Conclusions: This study explored association of social and physical environmental factors with health-related quality of life in children with chronic conditions. Results showed deprivation index was associated with PROMIS scores but not neighborhood SES and walkability. Future studies should be conducted to evaluate whether the same conclusions can be made on children with other conditions.
P78 PROMIS Mental Health and Physical Health summary scores in patients on kidney replacement therapies
Istvan Mucsi1, Gaauree Chala1, Anqi Chen1, Nathaniel Edwards1, John D. Peipert2, Susan J. Bartlett3, Doris Howell4, Madeline Li5, Ron D. Hays6
1Ajmera Transplant Program, University Health Network, Toronto, Canada. 2Feinberg School of Medicine, Northwestern University, Chicago, IL, USA. 33Center for Health Outcomes Research, McGill University, Montreal, Canada. 4Lawrence S. Bloomberg Faculty of Nursing, University of Toronto, Toronto, Canada. 5Princess Margaret Cancer Center, Toronto, Canada. 6University of California, Los Angeles, Los Angeles, CA, USA
Correspondence: Istvan Mucsi
istvan.mucsi@utoronto.ca.
Journal of Patient-Reported Outcomes 5(1): P78.
Objective: PROMIS profiles include multiple health-related quality of life domains and higher-order summary scores. We assessed the construct validity of the PROMIS physical (PH) and mental health (MH) summary scores among patients treated with dialysis or kidney transplant.
Methods: A cross-sectional convenience sample of adults treated with kidney transplant or dialysis completed the PROMIS 29 2.0 or CATs using electronic data capture. Participants also completed a sociodemographic questionnaire and “legacy” questionnaires (Patient Health Questionnaire-9 [PHQ9], Medical Outcomes Study Short Form-12 [SF-12] and the EQ-5D-5L). The SF6D utility score was calculated from SF-12 item scores. Clinical data were extracted from medical records. Convergent validity was assessed using Pearson correlation between MH score vs PHQ9 and SF12 mental component summary (MCS); between PH score vs serum albumin and SF12 physical component summary (PCS). We assessed correlations between MH and PH summary scores and EQ5D-5L and SF-6D health utility scores. Furthermore, we compared the summary scores between groups expected to have different PH and MH based on prior literature or clinical knowledge: dialysis vs kidney transplant; anemia vs no anemia (Hb 125); high vs low comorbidity (Charlson comorbidity index [CCI] 3); no/mild vs moderate/severe depressive symptoms (PHQ9 10).

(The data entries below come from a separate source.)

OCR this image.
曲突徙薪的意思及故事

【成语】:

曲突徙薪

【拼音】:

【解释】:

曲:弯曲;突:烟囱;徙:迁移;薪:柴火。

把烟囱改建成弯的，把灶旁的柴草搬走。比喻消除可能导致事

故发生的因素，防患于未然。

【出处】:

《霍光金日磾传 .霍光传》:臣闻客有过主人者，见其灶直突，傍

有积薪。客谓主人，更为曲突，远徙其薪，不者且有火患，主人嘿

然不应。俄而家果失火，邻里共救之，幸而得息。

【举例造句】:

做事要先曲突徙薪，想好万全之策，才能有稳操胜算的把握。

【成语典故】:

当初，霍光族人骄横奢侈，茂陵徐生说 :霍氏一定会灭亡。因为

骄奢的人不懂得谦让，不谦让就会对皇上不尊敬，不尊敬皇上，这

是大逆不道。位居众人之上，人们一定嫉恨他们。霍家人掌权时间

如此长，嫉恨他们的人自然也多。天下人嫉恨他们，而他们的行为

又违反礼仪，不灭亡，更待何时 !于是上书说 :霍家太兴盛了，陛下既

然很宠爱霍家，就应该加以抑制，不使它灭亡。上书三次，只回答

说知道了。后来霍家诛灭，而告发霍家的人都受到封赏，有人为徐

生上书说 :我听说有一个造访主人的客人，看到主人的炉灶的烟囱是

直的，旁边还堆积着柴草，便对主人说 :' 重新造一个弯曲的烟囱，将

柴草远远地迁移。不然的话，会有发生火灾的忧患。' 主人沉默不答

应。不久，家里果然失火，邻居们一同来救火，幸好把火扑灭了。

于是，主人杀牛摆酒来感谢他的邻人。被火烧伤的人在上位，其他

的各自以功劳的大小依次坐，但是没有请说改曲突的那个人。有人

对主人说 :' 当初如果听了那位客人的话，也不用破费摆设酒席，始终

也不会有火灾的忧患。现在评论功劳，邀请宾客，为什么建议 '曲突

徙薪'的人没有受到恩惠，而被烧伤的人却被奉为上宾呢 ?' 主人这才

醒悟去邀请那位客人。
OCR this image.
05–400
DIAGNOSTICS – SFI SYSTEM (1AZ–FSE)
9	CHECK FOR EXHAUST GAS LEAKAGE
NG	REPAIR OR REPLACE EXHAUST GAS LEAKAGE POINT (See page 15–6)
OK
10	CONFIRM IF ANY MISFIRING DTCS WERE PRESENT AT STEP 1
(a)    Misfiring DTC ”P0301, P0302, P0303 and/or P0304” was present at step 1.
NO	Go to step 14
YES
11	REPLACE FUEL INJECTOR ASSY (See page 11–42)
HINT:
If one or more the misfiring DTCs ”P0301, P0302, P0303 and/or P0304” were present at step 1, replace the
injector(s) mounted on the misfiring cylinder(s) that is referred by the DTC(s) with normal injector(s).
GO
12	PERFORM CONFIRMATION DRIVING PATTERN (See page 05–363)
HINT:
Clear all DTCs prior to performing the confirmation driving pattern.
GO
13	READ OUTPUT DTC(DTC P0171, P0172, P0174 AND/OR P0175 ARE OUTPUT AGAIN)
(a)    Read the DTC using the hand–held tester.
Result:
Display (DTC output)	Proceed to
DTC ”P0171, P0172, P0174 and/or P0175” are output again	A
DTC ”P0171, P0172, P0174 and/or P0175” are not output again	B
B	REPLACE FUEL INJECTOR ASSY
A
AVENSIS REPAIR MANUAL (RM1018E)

Results: Of the 602 participants, mean (SD) age was 58(17) years, 59% male and 45% White; 48% had received a kidney transplant. The mean(SD) PH and MH T-score was 42(11) and 49(10), respectively. Our analysis yielded correlations in the expected directions. For PH: PCS(r = 0.81), serum albumin (r = 0.37); for MH: PHQ9(r = − 0.74) and MCS(r = 0.65). Both PH and MH scores correlated with the EQ5D-5L (r = 0.65 and 0.61, respectively) and with the SF-6D (0.78 and 0.79, respectively). Both PH and MH scores were higher among kidney transplant recipients than patients on dialysis (48(10) vs 37(9); 51(9) vs 47(10), respectively; p < 0.001). The expected differences (> 5 point for each comparisons) were seen for the additional “known group” comparisons.
Conclusions: These results support the validity of PROMIS PH and MH scores among patients treated with kidney replacement therapies. These summary scores may be useful to monitor health-related quality of life in research and clinical settings.